Cancer Researcher Wins a Nobel Prize

Benjamin with Nobel Prize winner James P. Allison

Our body’s immune system can kill infectious viruses, but why can’t it ward off cancer cells? James P. Allison may have solved that mystery. 

Allison is an immunologist at the University of Texas MD Anderson Cancer Center in Houston. His groundbreaking research is paving the way for revolutionary cancer treatments, giving hope to millions of people with the deadly disease. For his work, Allison was jointly awarded the 2018 Nobel Prize in Physiology or Medicine. 

Allison’s research focuses on T-cells, white blood cells that cruise through the body, seeking out and attacking foreign substances. He discovered a cellular molecule called CTLA-4, which acts as a brake for the T-cell.

Allison explained that T-cells need such a brake to prevent them from over-dividing, which can be deadly to the body. Releasing the brake, Allison found, can free the immune system to attack cancer, offering a new approach to treating the disease.

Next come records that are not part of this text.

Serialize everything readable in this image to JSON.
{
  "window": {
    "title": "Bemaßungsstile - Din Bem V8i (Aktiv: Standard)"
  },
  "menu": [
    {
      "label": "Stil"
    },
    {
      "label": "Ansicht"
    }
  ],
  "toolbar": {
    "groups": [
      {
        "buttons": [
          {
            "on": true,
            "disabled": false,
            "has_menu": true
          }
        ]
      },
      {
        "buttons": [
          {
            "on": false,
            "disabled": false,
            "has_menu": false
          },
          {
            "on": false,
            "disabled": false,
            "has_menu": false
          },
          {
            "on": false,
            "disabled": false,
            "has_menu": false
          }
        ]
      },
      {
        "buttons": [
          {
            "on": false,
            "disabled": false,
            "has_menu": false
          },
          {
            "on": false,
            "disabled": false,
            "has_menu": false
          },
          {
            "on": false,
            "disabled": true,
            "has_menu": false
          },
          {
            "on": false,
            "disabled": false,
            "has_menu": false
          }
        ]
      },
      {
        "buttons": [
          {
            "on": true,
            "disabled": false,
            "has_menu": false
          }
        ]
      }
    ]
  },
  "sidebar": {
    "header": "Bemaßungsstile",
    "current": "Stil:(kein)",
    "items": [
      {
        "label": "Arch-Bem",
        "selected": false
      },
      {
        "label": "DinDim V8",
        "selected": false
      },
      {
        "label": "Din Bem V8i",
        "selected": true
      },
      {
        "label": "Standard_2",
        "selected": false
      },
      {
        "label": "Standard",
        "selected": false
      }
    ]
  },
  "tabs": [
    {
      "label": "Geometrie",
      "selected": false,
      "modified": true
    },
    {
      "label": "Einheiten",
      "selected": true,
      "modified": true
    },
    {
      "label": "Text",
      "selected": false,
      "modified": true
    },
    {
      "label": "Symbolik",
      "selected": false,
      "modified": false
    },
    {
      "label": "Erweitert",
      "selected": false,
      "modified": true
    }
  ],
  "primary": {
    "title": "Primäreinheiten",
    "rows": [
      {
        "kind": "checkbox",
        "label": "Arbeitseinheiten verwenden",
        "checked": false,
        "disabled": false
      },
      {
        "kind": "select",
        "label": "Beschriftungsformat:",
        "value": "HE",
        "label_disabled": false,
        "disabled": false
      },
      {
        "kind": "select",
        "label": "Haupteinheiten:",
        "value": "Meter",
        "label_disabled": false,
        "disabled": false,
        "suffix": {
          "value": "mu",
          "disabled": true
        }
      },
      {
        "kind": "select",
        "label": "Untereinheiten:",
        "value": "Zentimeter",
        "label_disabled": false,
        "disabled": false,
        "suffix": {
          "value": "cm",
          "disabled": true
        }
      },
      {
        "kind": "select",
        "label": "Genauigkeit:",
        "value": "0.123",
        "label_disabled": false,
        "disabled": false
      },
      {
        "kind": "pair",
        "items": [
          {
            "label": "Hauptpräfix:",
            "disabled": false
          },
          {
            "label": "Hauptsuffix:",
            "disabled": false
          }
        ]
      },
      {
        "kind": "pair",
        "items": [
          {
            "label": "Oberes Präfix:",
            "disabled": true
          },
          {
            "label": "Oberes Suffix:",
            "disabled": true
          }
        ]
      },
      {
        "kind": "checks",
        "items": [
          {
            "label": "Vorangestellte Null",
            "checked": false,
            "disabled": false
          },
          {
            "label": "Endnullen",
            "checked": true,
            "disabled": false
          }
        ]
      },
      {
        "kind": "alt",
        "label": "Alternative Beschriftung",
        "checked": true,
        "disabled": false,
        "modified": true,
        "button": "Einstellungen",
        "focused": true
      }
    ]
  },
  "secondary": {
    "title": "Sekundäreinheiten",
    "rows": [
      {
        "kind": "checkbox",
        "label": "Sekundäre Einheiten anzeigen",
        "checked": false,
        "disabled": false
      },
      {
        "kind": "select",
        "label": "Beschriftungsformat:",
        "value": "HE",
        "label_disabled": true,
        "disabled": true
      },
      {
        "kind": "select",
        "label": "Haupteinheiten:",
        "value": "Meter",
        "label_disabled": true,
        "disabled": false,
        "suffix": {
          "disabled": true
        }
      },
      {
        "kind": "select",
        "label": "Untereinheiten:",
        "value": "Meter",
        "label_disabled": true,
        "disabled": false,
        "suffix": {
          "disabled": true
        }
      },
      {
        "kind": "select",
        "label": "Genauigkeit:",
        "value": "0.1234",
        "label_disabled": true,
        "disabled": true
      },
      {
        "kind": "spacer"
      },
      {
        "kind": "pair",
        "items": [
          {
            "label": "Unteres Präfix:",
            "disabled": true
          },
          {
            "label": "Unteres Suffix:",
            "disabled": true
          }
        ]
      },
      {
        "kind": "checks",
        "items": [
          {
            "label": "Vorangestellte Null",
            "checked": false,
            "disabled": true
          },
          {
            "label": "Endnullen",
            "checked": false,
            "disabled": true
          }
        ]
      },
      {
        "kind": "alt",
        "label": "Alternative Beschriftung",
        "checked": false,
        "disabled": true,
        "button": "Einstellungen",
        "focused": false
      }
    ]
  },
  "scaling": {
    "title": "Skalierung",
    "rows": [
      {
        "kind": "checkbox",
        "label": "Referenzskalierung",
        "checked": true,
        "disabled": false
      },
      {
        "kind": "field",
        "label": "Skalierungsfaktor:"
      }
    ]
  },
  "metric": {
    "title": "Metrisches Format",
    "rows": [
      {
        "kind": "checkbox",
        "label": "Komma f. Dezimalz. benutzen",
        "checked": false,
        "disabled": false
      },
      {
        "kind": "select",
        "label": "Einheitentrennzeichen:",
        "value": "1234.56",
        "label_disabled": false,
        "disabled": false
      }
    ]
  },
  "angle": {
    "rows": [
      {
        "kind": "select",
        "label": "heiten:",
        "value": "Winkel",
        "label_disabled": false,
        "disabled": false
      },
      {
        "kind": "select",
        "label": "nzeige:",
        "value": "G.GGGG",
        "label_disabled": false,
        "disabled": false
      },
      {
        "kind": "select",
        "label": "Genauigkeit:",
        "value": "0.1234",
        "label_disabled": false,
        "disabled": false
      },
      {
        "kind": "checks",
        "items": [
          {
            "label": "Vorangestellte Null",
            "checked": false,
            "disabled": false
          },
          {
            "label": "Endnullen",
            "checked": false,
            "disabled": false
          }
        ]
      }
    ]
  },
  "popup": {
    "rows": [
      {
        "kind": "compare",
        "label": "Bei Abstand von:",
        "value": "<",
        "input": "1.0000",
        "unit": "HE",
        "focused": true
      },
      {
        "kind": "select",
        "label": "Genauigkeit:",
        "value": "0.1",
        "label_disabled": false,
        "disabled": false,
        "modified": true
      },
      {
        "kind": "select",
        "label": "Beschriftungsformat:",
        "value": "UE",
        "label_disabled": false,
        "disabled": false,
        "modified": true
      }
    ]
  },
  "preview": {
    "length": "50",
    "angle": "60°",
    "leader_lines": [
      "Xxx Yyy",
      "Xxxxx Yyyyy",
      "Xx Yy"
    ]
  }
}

Sharing the Nobel Prize with Allison is immunologist Tasuku Honjo of Kyoto, Japan. In 1992, Honjo discovered another immune system brake which, like CTLA-4, can be suspended to help the body fight cancer.

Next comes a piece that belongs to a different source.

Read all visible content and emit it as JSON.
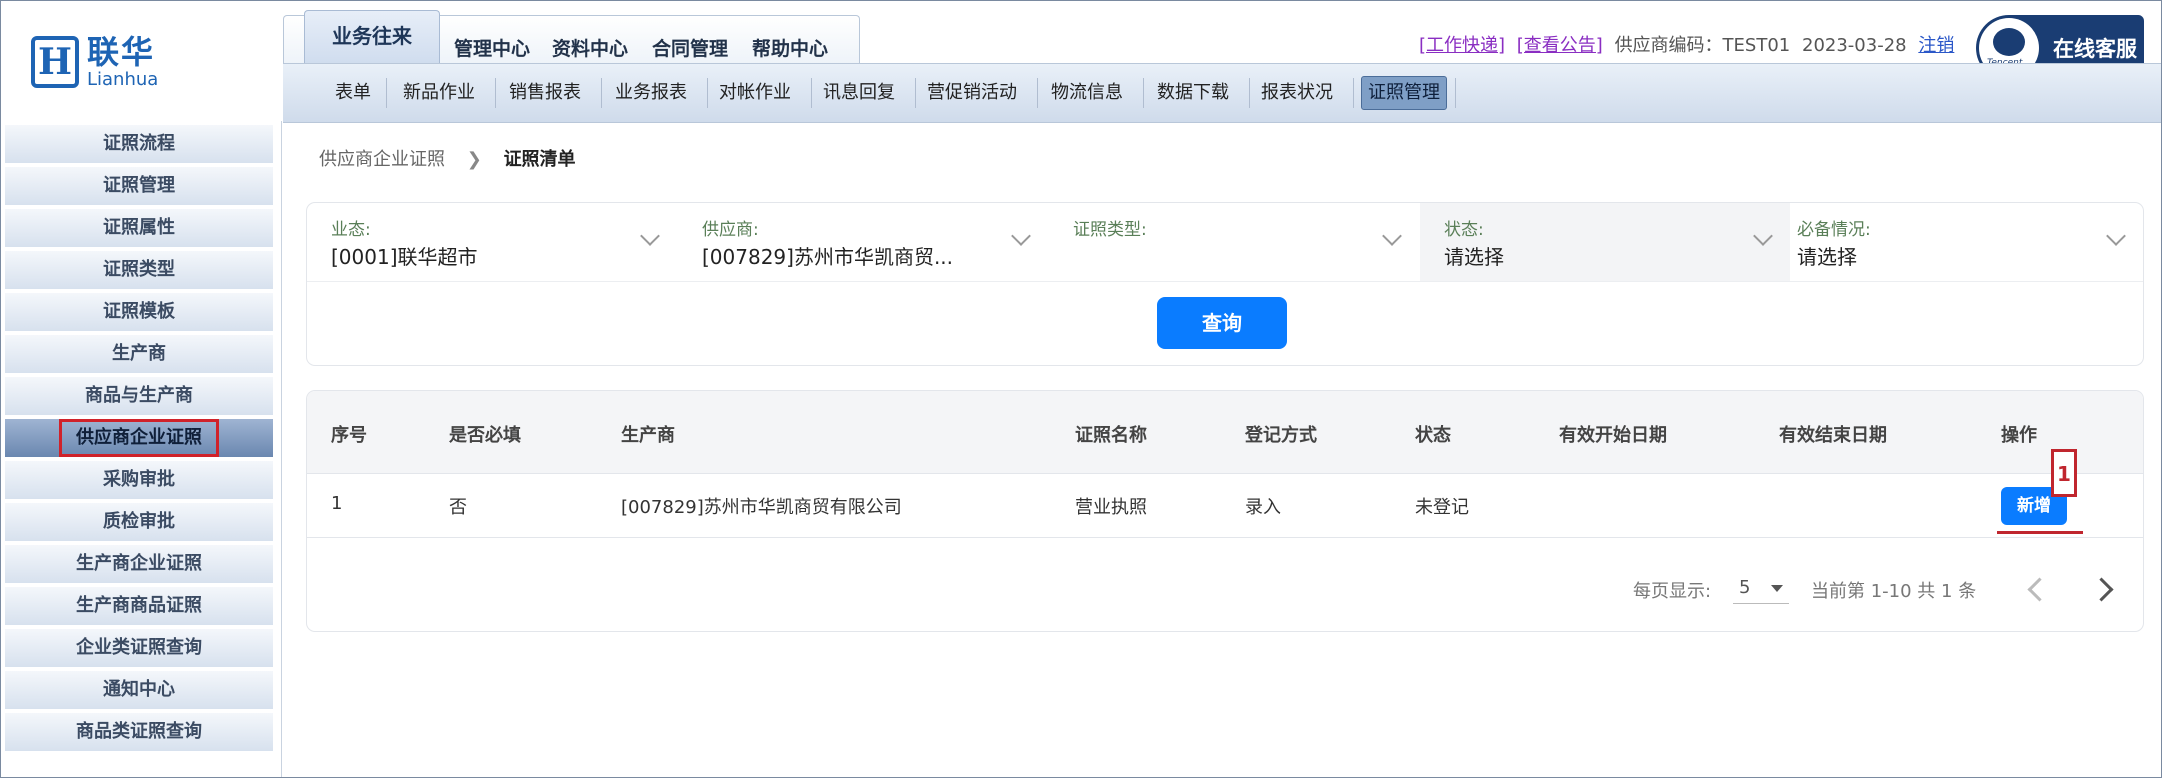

Honjo and Allison are hopeful that their discoveries will lead to improved treatments for cancer. “I want to continue my research,” Honjo said, “so that [immunotherapy] will save more cancer patients than ever.” 

I recently sat down with Allison at his home in Houston. Here are excerpts from our conversation, which has been lightly edited for clarity:

Why can’t the immune system naturally fight off cancer?

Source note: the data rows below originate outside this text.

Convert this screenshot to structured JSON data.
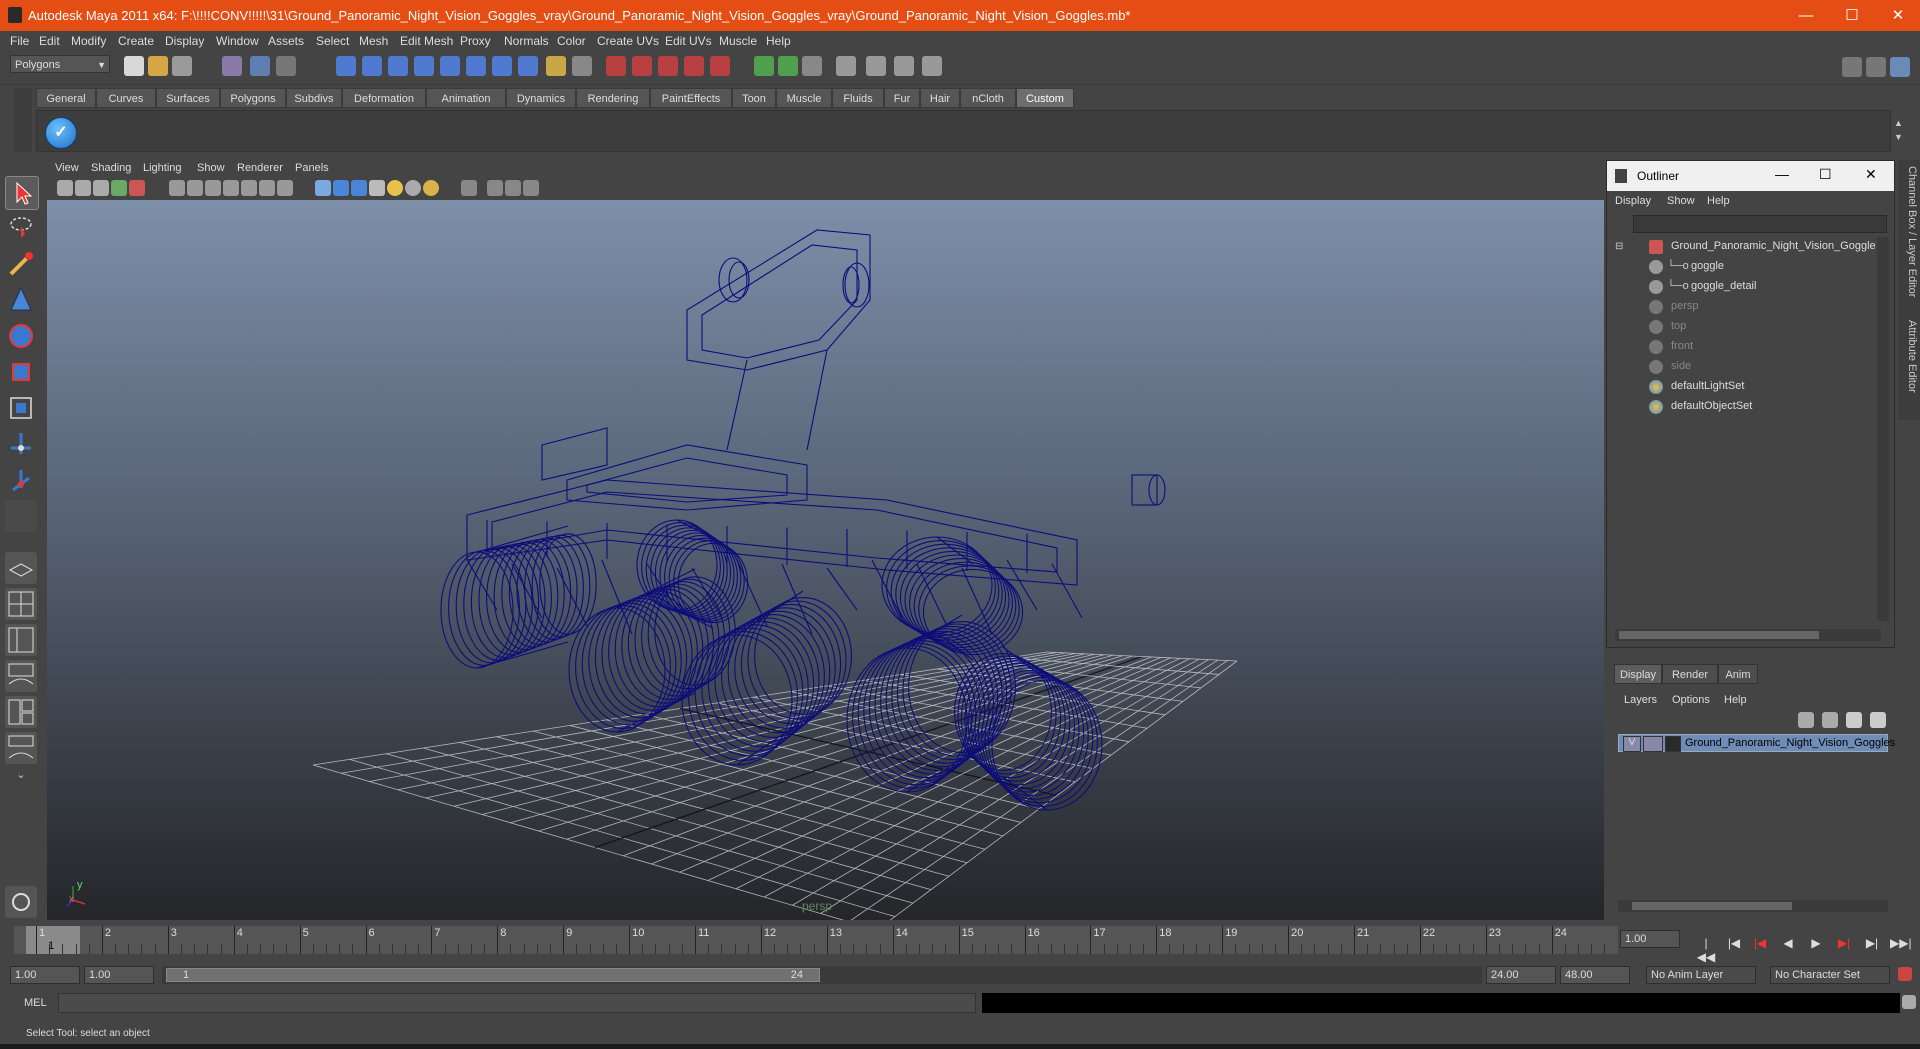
{
  "window": {
    "title": "Autodesk Maya 2011 x64: F:\\!!!!CONV!!!!!\\31\\Ground_Panoramic_Night_Vision_Goggles_vray\\Ground_Panoramic_Night_Vision_Goggles_vray\\Ground_Panoramic_Night_Vision_Goggles.mb*",
    "minimize": "—",
    "maximize": "☐",
    "close": "✕"
  },
  "menubar": [
    "File",
    "Edit",
    "Modify",
    "Create",
    "Display",
    "Window",
    "Assets",
    "Select",
    "Mesh",
    "Edit Mesh",
    "Proxy",
    "Normals",
    "Color",
    "Create UVs",
    "Edit UVs",
    "Muscle",
    "Help"
  ],
  "statusline": {
    "mode_selector": "Polygons"
  },
  "shelf": {
    "tabs": [
      "General",
      "Curves",
      "Surfaces",
      "Polygons",
      "Subdivs",
      "Deformation",
      "Animation",
      "Dynamics",
      "Rendering",
      "PaintEffects",
      "Toon",
      "Muscle",
      "Fluids",
      "Fur",
      "Hair",
      "nCloth",
      "Custom"
    ],
    "active_tab": "Custom"
  },
  "viewport": {
    "menus": [
      "View",
      "Shading",
      "Lighting",
      "Show",
      "Renderer",
      "Panels"
    ],
    "camera_label": "persp",
    "axis_y": "y",
    "axis_x": "x"
  },
  "outliner": {
    "title": "Outliner",
    "menus": [
      "Display",
      "Show",
      "Help"
    ],
    "items": [
      {
        "label": "Ground_Panoramic_Night_Vision_Goggle",
        "icon": "group-icon"
      },
      {
        "label": "goggle",
        "icon": "mesh-icon"
      },
      {
        "label": "goggle_detail",
        "icon": "mesh-icon"
      },
      {
        "label": "persp",
        "icon": "camera-icon"
      },
      {
        "label": "top",
        "icon": "camera-icon"
      },
      {
        "label": "front",
        "icon": "camera-icon"
      },
      {
        "label": "side",
        "icon": "camera-icon"
      },
      {
        "label": "defaultLightSet",
        "icon": "set-icon"
      },
      {
        "label": "defaultObjectSet",
        "icon": "set-icon"
      }
    ]
  },
  "side_tabs": [
    "Channel Box / Layer Editor",
    "Attribute Editor"
  ],
  "layer_editor": {
    "tabs": [
      "Display",
      "Render",
      "Anim"
    ],
    "active_tab": "Display",
    "menus": [
      "Layers",
      "Options",
      "Help"
    ],
    "layer": {
      "visible": "V",
      "name": "Ground_Panoramic_Night_Vision_Goggles"
    }
  },
  "timeline": {
    "ticks": [
      "1",
      "2",
      "3",
      "4",
      "5",
      "6",
      "7",
      "8",
      "9",
      "10",
      "11",
      "12",
      "13",
      "14",
      "15",
      "16",
      "17",
      "18",
      "19",
      "20",
      "21",
      "22",
      "23",
      "24"
    ],
    "current_frame_label": "1",
    "current_time": "1.00"
  },
  "range": {
    "start": "1.00",
    "playback_start": "1.00",
    "slider_start": "1",
    "slider_end": "24",
    "playback_end": "24.00",
    "end": "48.00",
    "anim_layer": "No Anim Layer",
    "character_set": "No Character Set"
  },
  "command": {
    "label": "MEL"
  },
  "help_line": "Select Tool: select an object",
  "colors": {
    "titlebar": "#e44d13",
    "wireframe": "#0d0d7a",
    "layer_highlight": "#6e8cb6"
  }
}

Even though our body has components that can immediately know when there are viruses or bacteria, tumors are invisible to the immune system. That gives these tumors a head start until they get big enough to do some serious damage. 

Even after the immune system recognizes the tumor as a threat, CTLA-4 is doing its job and racing to turn off the T-cell division. The CTLA-4 molecules win, and the T-cells can’t attack the cancer as effectively.

Our work’s main goal is to temporarily suspend the CTLA-4 molecule to prevent it from interfering with the body's fight against cancer cells.

How does treatment based on your discovery differ from traditional methods?

The main difference is that our treatment isn’t meant to kill the cancer cells, but rather to direct the immune system to kill the cancer cells on its own. Our type of treatment has gotten approval from the U.S. Food & Drug Administration for treating melanoma, lung cancer, kidney cancer, head and neck cancers, and several others.

What advice do you have for kids who’d like to become scientists?

Just follow your dreams. Science is tough because there’s no instant gratification. To get good at it, you have to be used to getting it wrong, and you have to be able to stick with it.